Nokia, the world’s largest mobile phone manufacturer, is suing Apple in a US court, alleging the iPhone infringes 10 of its wireless patents, in a move that could cost the Californian technology firm tens of millions of dollars.
The two companies have been locked in talks to agree a licensing deal that would see Nokia receive payments for the technology it has developed, which has become an industry-wide standard. Talks, however, failed to reach a settlement and Nokia has started legal proceedings, which are unlikely to enter court until the end of 2011.
A Nokia spokesman said that Apple would be able to continue developing the iPhone and shipping existing models, even though the company alleges that every device breaches its patents.
“We are not seeking to disrupt the business of any operator or the company, we are looking to get appropriate compensation for our intellectual property,” he said. “For Nokia, legal action is always a last resort.”
“The patents cover wireless data, speech coding, security and encryption and are infringed by all Apple iPhone models shipped since the iPhone was introduced in 2007,” Nokia said.
The company said it has invested billions in research and development over the past two decades and has successfully entered into licence agreements including these patents with approximately 40 companies, including virtually all the leading mobile device vendors.
“The basic principle in the mobile industry is that those companies who contribute in technology development to establish standards create intellectual property, which others then need to compensate for,” said Ilkka Rahnasto, vice president, Legal & Intellectual Property, at Nokia. “Apple is also expected to follow this principle. By refusing to agree appropriate terms for Nokia’s intellectual property, Apple is attempting to get a free ride on the back of Nokia’s innovation.”

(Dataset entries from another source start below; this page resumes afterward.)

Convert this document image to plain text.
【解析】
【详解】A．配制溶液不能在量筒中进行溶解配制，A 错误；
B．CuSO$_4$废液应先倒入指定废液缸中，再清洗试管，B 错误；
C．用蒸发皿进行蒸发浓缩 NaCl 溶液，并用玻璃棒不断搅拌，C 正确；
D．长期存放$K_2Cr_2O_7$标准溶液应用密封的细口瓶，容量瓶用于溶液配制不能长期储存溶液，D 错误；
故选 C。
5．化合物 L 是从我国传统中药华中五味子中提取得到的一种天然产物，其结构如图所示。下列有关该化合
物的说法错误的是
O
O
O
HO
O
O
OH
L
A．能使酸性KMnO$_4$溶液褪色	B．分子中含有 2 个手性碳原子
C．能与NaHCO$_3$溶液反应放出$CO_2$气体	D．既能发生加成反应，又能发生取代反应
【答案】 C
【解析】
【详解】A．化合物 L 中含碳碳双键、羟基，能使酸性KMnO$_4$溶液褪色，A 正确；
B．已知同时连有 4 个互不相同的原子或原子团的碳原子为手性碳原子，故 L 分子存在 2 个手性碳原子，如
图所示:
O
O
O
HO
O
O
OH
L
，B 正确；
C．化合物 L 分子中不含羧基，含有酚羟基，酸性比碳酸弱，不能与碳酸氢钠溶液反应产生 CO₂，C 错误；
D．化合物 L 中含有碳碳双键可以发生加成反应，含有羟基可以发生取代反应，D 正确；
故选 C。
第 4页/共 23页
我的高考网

The move came as rumours run rife that Google is about to unveil the latest version of its software platform. Android 2.0 is rumoured to be nicknamed eclair, following on from version 1.5, which was branded “cupcake”, and version 1.6, codenamed “donut”. Much of the naming speculation comes after a video surfaced on the internet showing Google staff placing a giant eclair on the lawn of the company’s Mountain View headquarters, next to the existing cupcake and donut whose appearance had heralded previous software releases.